Buck and Steele are presented as paragons of manliness who, by definition, deserve the adoration of every woman. And yet, also by definition, no woman can be presented as genuinely deserving them. This creates a problem. Illustrating their virile manliness requires that readers be shown others as perceiving them and responding to them as irresistibly sexually desirable. Yet for that desire to be credible and respectable it cannot come only from mere women. Women’s opinions don’t really count. Thus it falls to the other men in the story to express that sexual desire in a way that is, for the authors, credible and convincing.

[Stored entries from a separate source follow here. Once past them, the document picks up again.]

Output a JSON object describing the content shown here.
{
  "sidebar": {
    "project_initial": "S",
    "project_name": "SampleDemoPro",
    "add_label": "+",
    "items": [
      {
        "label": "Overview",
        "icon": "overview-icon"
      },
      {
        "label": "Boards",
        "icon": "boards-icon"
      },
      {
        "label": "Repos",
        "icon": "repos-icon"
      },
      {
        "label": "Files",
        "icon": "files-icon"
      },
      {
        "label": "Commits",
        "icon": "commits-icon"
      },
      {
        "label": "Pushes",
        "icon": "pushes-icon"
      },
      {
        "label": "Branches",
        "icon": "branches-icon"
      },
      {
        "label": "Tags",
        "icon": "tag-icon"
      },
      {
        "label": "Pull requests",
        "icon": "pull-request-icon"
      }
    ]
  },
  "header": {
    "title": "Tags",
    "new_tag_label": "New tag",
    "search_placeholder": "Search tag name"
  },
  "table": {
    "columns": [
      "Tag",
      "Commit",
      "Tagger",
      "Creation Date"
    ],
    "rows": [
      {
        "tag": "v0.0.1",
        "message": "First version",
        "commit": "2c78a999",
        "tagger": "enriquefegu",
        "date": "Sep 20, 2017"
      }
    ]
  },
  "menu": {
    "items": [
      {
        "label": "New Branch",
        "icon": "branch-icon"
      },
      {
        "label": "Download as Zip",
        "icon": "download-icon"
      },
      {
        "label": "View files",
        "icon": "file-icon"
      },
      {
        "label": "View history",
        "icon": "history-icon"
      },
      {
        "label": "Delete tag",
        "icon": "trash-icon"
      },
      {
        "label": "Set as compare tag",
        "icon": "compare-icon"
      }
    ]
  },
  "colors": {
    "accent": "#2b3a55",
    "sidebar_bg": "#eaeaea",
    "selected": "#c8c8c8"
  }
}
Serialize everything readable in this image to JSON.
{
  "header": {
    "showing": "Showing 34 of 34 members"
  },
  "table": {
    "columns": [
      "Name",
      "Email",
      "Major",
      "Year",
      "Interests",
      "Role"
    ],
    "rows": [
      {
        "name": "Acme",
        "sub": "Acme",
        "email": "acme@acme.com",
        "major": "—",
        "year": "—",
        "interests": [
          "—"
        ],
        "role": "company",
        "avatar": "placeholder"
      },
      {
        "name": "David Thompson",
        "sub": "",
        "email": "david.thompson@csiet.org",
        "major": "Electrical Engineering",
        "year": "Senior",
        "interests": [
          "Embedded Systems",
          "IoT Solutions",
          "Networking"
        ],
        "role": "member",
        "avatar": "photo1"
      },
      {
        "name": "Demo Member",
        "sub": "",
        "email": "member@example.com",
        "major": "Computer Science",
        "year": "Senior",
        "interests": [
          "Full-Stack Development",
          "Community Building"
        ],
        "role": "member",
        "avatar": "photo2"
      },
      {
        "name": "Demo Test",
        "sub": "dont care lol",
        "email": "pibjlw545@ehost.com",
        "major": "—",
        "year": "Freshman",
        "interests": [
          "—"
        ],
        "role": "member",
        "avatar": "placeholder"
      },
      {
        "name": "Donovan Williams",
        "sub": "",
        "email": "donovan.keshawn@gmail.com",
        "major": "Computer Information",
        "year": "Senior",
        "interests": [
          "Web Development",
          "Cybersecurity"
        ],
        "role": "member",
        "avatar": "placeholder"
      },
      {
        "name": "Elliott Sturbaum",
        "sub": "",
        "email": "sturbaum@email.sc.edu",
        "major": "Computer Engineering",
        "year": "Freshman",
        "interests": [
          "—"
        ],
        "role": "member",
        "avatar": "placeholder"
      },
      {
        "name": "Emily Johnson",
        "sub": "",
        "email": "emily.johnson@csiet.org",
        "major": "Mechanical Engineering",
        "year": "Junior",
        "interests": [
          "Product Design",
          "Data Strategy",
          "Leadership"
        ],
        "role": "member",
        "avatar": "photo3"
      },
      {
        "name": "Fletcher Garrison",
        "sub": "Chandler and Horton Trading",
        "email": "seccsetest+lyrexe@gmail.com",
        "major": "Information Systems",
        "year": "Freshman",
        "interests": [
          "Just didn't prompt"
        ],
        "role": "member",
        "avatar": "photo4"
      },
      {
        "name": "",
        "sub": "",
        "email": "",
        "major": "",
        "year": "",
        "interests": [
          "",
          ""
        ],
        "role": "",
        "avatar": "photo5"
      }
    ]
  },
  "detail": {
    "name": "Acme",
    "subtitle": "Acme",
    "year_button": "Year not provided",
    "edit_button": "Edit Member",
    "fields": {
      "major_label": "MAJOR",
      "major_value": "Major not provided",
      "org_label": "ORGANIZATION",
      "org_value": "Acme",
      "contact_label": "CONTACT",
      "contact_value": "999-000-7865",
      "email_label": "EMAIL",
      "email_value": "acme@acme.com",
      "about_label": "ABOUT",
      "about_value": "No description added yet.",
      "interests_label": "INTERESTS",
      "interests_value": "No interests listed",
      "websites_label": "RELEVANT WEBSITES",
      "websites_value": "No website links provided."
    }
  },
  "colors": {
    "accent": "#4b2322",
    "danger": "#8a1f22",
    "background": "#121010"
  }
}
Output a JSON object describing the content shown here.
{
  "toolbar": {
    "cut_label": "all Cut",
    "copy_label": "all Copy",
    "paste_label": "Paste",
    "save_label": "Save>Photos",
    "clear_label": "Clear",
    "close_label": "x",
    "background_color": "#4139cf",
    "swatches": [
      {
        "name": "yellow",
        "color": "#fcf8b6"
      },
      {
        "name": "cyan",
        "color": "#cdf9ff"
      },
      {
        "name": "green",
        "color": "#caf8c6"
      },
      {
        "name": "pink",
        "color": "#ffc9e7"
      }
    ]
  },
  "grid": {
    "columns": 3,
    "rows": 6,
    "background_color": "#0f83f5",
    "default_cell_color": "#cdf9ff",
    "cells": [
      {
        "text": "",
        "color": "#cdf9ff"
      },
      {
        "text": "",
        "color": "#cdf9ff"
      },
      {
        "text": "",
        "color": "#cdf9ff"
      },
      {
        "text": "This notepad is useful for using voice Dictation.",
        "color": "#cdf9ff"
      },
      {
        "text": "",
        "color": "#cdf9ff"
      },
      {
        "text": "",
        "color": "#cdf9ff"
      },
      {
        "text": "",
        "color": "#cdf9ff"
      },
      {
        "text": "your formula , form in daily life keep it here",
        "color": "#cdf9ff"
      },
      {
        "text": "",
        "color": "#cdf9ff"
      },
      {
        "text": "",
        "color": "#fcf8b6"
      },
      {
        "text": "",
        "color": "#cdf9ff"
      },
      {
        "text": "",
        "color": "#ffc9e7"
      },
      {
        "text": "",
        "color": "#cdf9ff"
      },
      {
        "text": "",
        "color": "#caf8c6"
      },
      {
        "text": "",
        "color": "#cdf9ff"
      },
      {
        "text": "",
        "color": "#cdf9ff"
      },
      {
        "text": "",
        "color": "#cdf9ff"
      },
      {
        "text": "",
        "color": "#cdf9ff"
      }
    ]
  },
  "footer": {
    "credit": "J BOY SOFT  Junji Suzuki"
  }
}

Oscar Wilde, I think, made playfully deliberate use of something like this in The Importance of Being Earnest, employing his male protagonists’ chauvinism as a kind of mask for their clear preference for flirting with one another, a la Beatrice and Benedick.
A darker example might be Frank T.J. Mackey, Tom Cruise’s predatory sex guru in Paul Thomas Anderson’s Magnolia. Mackey seems like the inverse of what we have here in Tribulation Force. His repressed homosexuality is channeled into a vicious misogyny. The authors here fully embrace Mackey’s credo: “Respect the cock! Tame the [nothing]!” but for them the dynamic works the other way — with their vicious misogyny getting channeled into an inadvertent homoeroticism.
But like I said, it’s just a theory.